Com flores amarelas e delicadas que atraem insetos polinizadores e outros animais, o fedegoso-do-mato torna a estação chuvosa do cerrado ainda mais bonita, devido à exuberância da floração. O nome até parece estranho, mas essa planta pode vir a ser uma grande aliada à saúde. O fedegoso, de nome científico Senna silvestris, é uma das poucas plantas de sua família (Fabaceae) que ainda não apresenta relatos de uso na medicina popular, mas que se tornou objeto de estudo da doutoranda Michelle Nascimento, orientada pelo professor Marcos Pivatto do Instituto de Química da Universidade Federal de Uberlândia (UFU). 

De acordo com os pesquisadores, o interesse no estudo de plantas desta família se deu porque outras espécies que são utilizadas na medicina popular e que tiveram estudos científicos, mostraram que as substâncias responsáveis pelas atividades são moléculas promissoras para o desenvolvimento de novos medicamentos, sejam eles na forma de compostos puros ou de fitoterápicos. Segundo eles, apesar de a Senna silvestris não ser utilizada na medicina popular, o estudo químico pode mostrar se a planta tem compostos que possam ser utilizados como medicamentos, o que poderia inclusive ser uma alternativa para as populações que utilizam plantas da mesma família para o tratamento de alguma enfermidade. “O estudo químico trará luz a essa questão”, diz a pós-graduanda.

 

Marília Barbosa e Michelle Nascimento junto ao seu orientador Marcos Pivatto (Foto: Milton Santos)

 

Para o conhecimento dos componentes presentes na planta, os pesquisadores relatam que fazem uso de técnicas de separação como a cromatografia líquida de alta eficiência, que é uma ferramenta utilizada inclusive para identificar e quantificar cada um dos componentes de uma mistura. Também foi utilizada a espectrometria de massas em alta resolução, que oferece informações a respeito da massa molecular dos compostos, importante para a caracterização das estruturas moleculares. “É importante destacar que cada planta pode produzir centenas de substâncias diferentes, por isso o uso destes equipamentos de separação, identificação e quantificação são tão importantes”, diz o professor Pivatto. Eles relatam ainda que essas ferramentas foram utilizadas para estudar o perfil químico de 10 espécies de plantas da família Fabaceae, que foram coletadas e analisadas por Nascimento, e serviram de filtro para a seleção de Senna silvestris para um estudo mais aprofundado. 

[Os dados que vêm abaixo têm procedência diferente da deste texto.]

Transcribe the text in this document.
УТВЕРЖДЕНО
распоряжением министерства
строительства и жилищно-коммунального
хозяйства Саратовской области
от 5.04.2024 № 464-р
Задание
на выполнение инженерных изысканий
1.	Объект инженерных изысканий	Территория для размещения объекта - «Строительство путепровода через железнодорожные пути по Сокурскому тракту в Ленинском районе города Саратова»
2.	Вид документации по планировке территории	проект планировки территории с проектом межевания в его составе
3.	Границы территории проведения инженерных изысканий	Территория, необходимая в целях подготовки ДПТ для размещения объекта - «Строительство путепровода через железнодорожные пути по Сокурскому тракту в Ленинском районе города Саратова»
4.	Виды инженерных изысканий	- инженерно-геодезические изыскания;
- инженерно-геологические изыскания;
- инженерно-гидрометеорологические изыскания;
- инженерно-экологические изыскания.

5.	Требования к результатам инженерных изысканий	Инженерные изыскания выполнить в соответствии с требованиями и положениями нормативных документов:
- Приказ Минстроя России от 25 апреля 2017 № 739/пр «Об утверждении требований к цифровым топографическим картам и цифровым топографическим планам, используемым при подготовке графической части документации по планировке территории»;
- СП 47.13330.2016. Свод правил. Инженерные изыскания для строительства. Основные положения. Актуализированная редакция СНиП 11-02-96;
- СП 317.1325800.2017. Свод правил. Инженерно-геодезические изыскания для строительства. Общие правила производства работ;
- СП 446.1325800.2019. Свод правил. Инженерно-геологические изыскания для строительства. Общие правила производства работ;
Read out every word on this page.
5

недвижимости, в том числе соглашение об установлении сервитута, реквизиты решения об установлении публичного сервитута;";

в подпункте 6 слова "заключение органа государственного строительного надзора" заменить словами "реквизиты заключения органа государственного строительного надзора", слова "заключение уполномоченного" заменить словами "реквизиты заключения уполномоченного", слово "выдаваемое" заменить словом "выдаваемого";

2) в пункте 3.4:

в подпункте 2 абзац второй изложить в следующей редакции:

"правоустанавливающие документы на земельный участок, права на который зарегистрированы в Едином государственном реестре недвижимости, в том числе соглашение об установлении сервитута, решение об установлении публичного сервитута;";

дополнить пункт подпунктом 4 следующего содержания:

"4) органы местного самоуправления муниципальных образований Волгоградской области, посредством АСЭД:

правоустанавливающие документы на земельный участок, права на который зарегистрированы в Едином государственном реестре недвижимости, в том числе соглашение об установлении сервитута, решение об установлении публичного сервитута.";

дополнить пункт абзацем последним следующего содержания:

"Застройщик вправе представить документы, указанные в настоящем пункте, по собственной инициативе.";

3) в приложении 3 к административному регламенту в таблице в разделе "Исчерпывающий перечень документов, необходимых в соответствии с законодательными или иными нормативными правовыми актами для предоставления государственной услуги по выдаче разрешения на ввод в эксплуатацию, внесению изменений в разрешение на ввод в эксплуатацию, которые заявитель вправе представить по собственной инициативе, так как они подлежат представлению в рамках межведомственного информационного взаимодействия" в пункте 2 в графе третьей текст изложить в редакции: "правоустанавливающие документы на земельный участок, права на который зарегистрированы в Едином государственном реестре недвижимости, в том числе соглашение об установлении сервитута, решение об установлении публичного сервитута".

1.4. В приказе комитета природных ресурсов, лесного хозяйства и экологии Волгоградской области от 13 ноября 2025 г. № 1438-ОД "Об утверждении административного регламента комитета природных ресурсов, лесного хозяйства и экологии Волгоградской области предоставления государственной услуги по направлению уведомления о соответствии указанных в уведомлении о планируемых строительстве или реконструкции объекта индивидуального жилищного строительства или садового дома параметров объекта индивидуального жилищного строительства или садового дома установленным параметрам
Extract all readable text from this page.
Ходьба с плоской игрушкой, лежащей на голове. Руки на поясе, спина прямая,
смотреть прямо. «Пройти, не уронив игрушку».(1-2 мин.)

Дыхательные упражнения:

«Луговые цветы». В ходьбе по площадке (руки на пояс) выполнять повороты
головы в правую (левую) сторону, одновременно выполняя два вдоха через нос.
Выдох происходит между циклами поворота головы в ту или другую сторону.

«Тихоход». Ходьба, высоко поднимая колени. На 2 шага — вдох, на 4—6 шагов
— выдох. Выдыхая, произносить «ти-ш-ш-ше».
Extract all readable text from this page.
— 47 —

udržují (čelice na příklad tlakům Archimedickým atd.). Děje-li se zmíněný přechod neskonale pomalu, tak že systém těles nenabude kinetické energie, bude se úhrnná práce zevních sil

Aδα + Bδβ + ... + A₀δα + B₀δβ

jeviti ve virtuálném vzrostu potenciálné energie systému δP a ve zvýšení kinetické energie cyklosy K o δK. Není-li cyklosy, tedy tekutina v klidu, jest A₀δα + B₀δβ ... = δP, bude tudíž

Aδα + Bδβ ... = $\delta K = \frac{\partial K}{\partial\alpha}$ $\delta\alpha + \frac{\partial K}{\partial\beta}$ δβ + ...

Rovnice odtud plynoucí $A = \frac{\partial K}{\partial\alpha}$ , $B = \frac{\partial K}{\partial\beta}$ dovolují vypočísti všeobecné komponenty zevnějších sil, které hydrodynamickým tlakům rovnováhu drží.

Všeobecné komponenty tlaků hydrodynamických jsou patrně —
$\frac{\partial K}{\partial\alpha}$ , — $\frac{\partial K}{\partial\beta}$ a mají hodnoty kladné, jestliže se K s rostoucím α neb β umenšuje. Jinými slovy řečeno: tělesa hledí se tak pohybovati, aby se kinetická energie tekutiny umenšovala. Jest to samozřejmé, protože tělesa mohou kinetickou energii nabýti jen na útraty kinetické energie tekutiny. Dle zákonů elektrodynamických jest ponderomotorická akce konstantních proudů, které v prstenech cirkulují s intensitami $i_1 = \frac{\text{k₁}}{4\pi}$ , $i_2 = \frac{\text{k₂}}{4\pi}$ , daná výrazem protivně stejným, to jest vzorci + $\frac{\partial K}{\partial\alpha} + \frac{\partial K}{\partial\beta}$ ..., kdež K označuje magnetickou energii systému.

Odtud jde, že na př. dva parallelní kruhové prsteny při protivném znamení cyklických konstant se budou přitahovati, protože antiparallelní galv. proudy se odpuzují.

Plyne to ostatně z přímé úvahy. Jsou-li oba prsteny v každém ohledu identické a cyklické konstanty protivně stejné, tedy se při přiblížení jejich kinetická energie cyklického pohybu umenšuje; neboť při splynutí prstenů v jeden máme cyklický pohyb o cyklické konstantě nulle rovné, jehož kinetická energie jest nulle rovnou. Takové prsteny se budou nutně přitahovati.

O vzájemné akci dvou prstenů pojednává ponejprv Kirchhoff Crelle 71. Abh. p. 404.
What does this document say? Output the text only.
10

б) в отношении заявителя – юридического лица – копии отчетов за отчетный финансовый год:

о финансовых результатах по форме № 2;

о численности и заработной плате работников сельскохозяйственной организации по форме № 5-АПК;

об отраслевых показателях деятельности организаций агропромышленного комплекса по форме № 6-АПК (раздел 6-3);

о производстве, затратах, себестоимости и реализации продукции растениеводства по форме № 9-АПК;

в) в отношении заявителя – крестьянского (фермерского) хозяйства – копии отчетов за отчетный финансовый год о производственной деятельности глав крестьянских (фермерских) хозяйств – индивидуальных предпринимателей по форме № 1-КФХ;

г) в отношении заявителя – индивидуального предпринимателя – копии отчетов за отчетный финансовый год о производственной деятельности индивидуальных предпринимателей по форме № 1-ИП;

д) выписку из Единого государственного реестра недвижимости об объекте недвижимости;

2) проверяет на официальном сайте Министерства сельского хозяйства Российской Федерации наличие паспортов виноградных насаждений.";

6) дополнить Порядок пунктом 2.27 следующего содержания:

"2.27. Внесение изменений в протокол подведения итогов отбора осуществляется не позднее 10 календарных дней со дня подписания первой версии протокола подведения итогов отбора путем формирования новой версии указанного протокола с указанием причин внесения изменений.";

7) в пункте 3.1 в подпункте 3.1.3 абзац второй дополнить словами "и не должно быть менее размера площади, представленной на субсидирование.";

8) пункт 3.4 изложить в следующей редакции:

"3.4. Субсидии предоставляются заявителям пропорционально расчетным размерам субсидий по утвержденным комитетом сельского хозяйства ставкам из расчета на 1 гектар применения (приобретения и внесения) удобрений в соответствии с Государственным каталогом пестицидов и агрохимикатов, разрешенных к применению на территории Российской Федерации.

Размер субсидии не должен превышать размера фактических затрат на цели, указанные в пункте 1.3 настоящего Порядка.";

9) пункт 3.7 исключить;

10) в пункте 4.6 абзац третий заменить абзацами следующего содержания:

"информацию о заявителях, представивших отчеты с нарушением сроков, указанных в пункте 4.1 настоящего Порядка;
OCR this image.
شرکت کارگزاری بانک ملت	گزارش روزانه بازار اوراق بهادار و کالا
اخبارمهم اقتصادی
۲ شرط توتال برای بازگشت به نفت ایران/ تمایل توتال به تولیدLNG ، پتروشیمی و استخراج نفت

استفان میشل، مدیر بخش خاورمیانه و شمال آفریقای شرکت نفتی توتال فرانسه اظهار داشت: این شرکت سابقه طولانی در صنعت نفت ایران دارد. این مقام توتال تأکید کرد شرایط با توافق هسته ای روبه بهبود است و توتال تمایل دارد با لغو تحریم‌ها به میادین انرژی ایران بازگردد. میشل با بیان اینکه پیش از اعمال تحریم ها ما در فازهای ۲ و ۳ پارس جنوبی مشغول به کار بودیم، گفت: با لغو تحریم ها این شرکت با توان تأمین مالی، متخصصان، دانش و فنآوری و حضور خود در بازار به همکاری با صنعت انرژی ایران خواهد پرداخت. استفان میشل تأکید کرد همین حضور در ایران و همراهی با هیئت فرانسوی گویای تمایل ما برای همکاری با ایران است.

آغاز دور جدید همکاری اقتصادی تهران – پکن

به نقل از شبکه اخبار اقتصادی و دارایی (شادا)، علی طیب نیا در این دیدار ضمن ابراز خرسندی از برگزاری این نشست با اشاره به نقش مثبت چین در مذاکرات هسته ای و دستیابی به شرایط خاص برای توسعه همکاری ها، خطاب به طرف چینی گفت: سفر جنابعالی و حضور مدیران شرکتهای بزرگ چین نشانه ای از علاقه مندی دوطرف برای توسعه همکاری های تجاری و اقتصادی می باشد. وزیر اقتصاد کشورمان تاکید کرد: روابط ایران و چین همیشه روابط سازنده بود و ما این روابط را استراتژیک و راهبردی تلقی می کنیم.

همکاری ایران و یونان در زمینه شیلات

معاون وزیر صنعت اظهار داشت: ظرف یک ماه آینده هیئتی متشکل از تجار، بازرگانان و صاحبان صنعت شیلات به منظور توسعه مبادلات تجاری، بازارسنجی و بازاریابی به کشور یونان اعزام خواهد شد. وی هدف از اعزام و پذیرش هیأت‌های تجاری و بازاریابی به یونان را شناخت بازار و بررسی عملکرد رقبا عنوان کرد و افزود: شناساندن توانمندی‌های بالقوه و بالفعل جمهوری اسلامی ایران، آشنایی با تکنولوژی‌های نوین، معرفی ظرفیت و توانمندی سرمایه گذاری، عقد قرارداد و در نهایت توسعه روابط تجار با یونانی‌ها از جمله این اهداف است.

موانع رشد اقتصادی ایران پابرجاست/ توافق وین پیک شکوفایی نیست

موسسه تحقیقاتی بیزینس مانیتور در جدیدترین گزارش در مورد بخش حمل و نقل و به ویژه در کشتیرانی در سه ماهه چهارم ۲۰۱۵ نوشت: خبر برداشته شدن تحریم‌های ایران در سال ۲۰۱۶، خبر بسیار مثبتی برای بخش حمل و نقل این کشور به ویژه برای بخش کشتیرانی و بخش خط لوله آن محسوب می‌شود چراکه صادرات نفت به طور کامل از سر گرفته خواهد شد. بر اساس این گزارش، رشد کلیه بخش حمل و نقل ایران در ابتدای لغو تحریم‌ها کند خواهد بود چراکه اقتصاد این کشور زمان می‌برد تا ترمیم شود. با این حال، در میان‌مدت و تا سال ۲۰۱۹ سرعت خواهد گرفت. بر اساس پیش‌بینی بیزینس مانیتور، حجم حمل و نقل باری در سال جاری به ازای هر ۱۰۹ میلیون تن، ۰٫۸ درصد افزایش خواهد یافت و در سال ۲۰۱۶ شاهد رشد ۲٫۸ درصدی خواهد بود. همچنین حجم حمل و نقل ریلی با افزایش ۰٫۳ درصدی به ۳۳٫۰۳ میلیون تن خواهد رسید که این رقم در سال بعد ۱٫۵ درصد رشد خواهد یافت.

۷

A pesquisa, que ainda está em andamento, conta com o suporte de agências de fomento, como a Fundação de Amparo à Pesquisa do Estado de Minas Gerais (Fapemig), Instituto Nacional de Ciência e Tecnologia em Biodiversidade e Produtos Naturais (INCT-BioNat) e Conselho Nacional de Desenvolvimento Científico e Tecnológico (CNPq), que custeiam desde os solventes até as bolsas dos pós-graduandos. Nascimento desenvolve seu projeto de doutorado sem bolsa, uma vez que nos processos de seleção que prestou, mesmo ficando bem colocada, não houve bolsa para todos os aprovados. 

Em seu trabalho, Nascimento alerta para o fato de o Cerrado estar cada vez mais escasso devido à expansão das monoculturas e pecuária. Com isso, muitas espécies encontradas nesse bioma correm o risco de extinção sem ao menos serem exploradas do ponto de vista químico ou biológico, perdendo-se, assim, informações importantes sobre as propriedades medicinais. Consequentemente, também há a perda de inúmeros produtos naturais de diferentes classes e tipos estruturais completamente desconhecidos, muitos dos quais poderiam servir como inspiração para o desenvolvimento de novos medicamentos.